Retiró su cazadora de cuero, esperando a que ella se desprendiera de su abrigo, y tomó ambos, doblándolos y dejándolos sobre una de las sillas libres que sobraban en la mesa que acababan de ocupar. Se sentó, apoyando la espalda completa contra el respaldo de la silla, con sus inquisitivos ojos azules recorriendo el lugar, posándose sobre algunos clientes que charlaban y bebían. Regresó su atención hasta la mesa propia cuando la mano de la rusa acabó sobre la suya, en un intento de tranquilizarlo en relación a la bebida que sería escogida, no se llegaron a alejar mucho, solo se alzaron ligeramente para observar al garzón de la ocasión, el cual se mostraba complacido con el hecho de tener una cliente como la rusa frente a él, sin duda afortunado de poder disfrutar de su presencia y su voz. No sabía lo sabía a ciencia cierta pero estaba seguro de que seguía llamando la atención allá por donde caminaba, coqueteando y aprovechándose de las miradas y sonrisas que le ofrecían, divirtiéndose con las reacciones que podía tener las personas que la rodeaban cuando aireaba su cabello, esbozaba una sonrisa o dirigía unas palabras amables a su persona. —Champagne.— comentó cuando el garzón se hubo marchado con el específico pedido que realizó su acompañante.

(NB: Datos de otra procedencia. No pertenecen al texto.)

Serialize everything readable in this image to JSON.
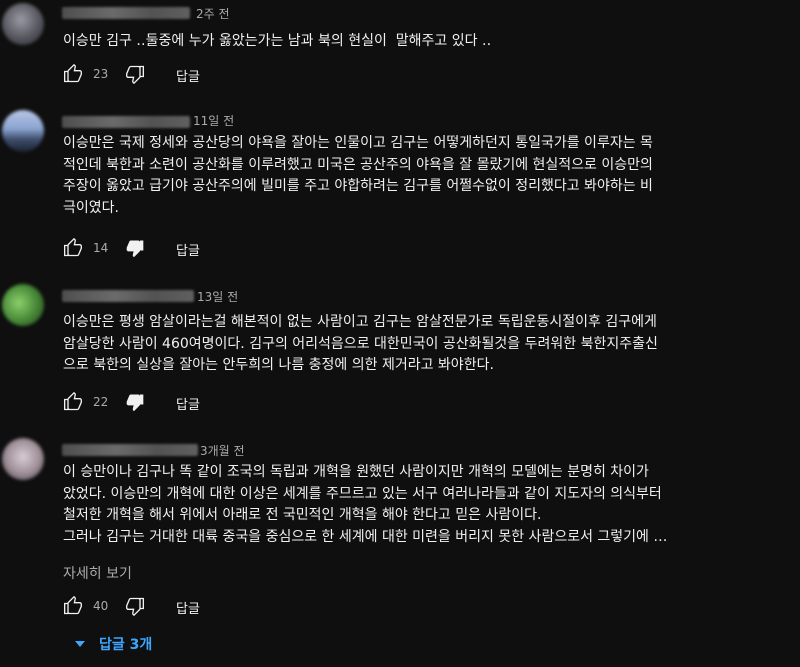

Ni siquiera se esforzó por intentar nombrarlo por la etiqueta que pidió, para él todos se asemejaban, aunque tampoco podía opinar al respecto debido a su poco conocimiento de la materia. —No estoy seguro de si lo tendrán, en la mayor parte de los pubs ingleses solo tienen cerveza de mil y un tipo.— informó examinando la barra y luego mirándola a ella con una pequeña sonrisa.

—Me podría acostumbrar a que mi cumpleaños fuera cada día.— apuntilló antes de que el garzón regresara, justamente, con lo que fue pedido. Observó la botella, leyendo la etiqueta y vislumbrando las copas que depositó sobre mesa y fueron llenadas. No volvió a mirarlo, ni siquiera cuando se alejó de la mesa con la proposición de que estaba a su completa disposición, solo alargó el brazo para tomar la copa que ella le ofrecía. —Salud.— coreó alzando también su copa por el cáliz y bebiendo levemente el contenido de ésta. —Diferentes vinos en la cena y ahora champagne— comenzó a decir, dejando la copa sobre la mesa, y apoyando una mano en el borde de la mesa. —Me alegra que no hayas elegido nada inglés, suficiente he tenido con el día a día durante los últimos seis años.— aseveró divertido.